Bidbus has raised $15 million in Series A funding to expand its used-car marketplace beyond California and Texas. The Los Angeles-based startup lets car owners receive competing bids from dealerships without visiting a dealer lot.
The round was led by mobility-focused investor Ibex Investors. Mucker Capital, FJ Labs, Motley Fool Ventures, Data Point Capital, Walter Ventures and Yossi Levi, known as the Car Dealership Guy, also participated.
Bidbus says its marketplace helps sellers get offers that are usually $2,000 to $3,000 higher than quotes from online car-buying services such as Carvana. The company has helped people sell around 10,000 vehicles so far.
Dealers Compete for Private Cars
Bidbus was founded by chief executive Duke Yan after he tried helping his mother sell her car and found dealer offers too low.

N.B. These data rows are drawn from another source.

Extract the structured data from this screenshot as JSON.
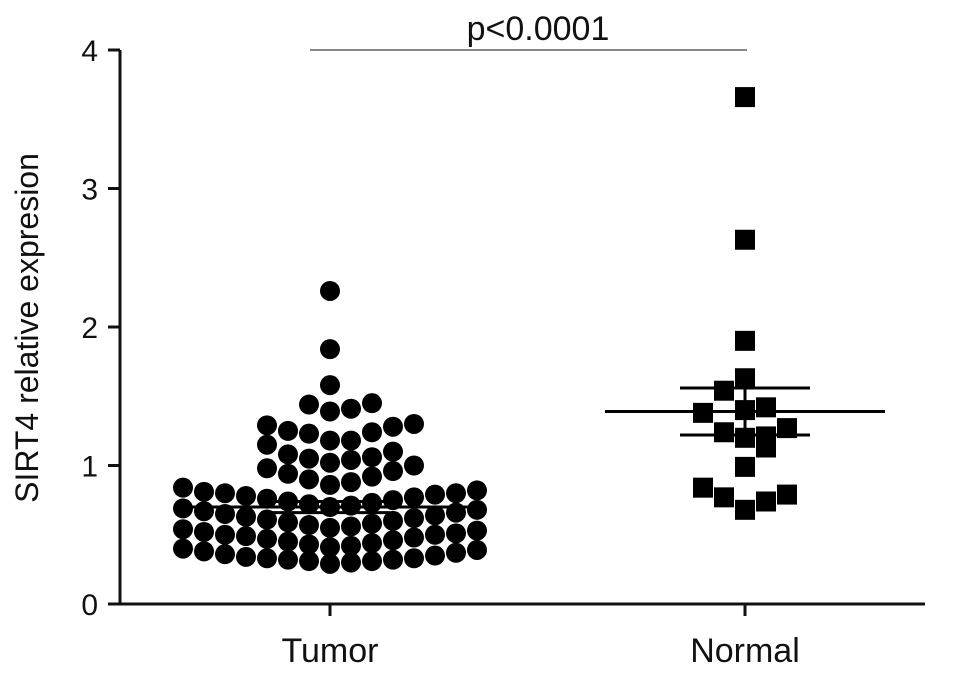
{
  "chart_data": {
    "type": "scatter",
    "subtype": "dot-plot",
    "categories": [
      "Tumor",
      "Normal"
    ],
    "ylabel": "SIRT4 relative expresion",
    "xlabel": "",
    "ylim": [
      0,
      4
    ],
    "yticks": [
      0,
      1,
      2,
      3,
      4
    ],
    "annotation": "p<0.0001",
    "grid": false,
    "legend": "none",
    "series": [
      {
        "category": "Tumor",
        "marker": "circle",
        "mean": 0.7,
        "sem_upper": 0.74,
        "sem_lower": 0.66,
        "values": [
          2.26,
          1.84,
          1.58,
          1.45,
          1.44,
          1.41,
          1.39,
          1.3,
          1.29,
          1.28,
          1.25,
          1.24,
          1.23,
          1.18,
          1.18,
          1.15,
          1.1,
          1.08,
          1.06,
          1.05,
          1.04,
          1.02,
          1.0,
          0.98,
          0.96,
          0.94,
          0.92,
          0.9,
          0.88,
          0.86,
          0.84,
          0.82,
          0.81,
          0.8,
          0.8,
          0.79,
          0.78,
          0.77,
          0.76,
          0.75,
          0.74,
          0.73,
          0.72,
          0.71,
          0.7,
          0.69,
          0.68,
          0.67,
          0.66,
          0.65,
          0.64,
          0.63,
          0.62,
          0.61,
          0.6,
          0.59,
          0.58,
          0.57,
          0.56,
          0.55,
          0.54,
          0.53,
          0.52,
          0.51,
          0.5,
          0.5,
          0.49,
          0.48,
          0.47,
          0.46,
          0.45,
          0.44,
          0.43,
          0.42,
          0.41,
          0.4,
          0.39,
          0.38,
          0.37,
          0.36,
          0.35,
          0.34,
          0.33,
          0.33,
          0.32,
          0.32,
          0.31,
          0.31,
          0.3,
          0.29
        ]
      },
      {
        "category": "Normal",
        "marker": "square",
        "mean": 1.39,
        "sem_upper": 1.56,
        "sem_lower": 1.22,
        "values": [
          3.66,
          2.63,
          1.9,
          1.63,
          1.54,
          1.42,
          1.4,
          1.38,
          1.27,
          1.24,
          1.21,
          1.2,
          1.13,
          0.99,
          0.84,
          0.79,
          0.77,
          0.74,
          0.68
        ]
      }
    ]
  }
}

He put several buyers in a group chat, and the dealers began bidding against one another.
The company turned that idea into a consumer-to-dealer marketplace. Once a car is accepted on the platform, dealers have only a few hours to bid, with offers shown live inside the app.
Yan told TechCrunch that used-car affordability is partly a market efficiency problem. Consumers often lack real price discovery when selling or trading in vehicles, while dealers struggle to source high-quality used cars from private owners.
Dealerships already buy inventory through auctions, so Bidbus is not trying to introduce an unfamiliar model. Instead, it gives dealers access to privately owned vehicles that may be more desirable than standard auction supply.
Startup Plans Wider U.S. Expansion
Bidbus began by bootstrapping and later expanded beyond Los Angeles into more markets. It now works with dealer groups including Lithia Motors and Penske Automotive Group.
Ibex partner Jeff Peters said he passed on Bidbus at the seed stage because it was operating only in Los Angeles. He said the company became more compelling once it proved the model could scale to new markets and dealer networks.
Bidbus also wants the selling process to feel more engaging than a typical car sale. Yan said the company was inspired by stock-trading apps and social media products, with live bids displayed prominently so users can follow the auction in real time.
The company makes money from the difference between what dealers pay and what sellers receive. Yan said the goal is to make selling a car more transparent and competitive, with price set by market demand rather than one buyer’s offer.
The new funding will help Bidbus grow nationally and add more dealers to its platform. If the model scales, it could pressure both traditional dealerships and instant-offer services by giving sellers a faster way to discover what their cars are worth.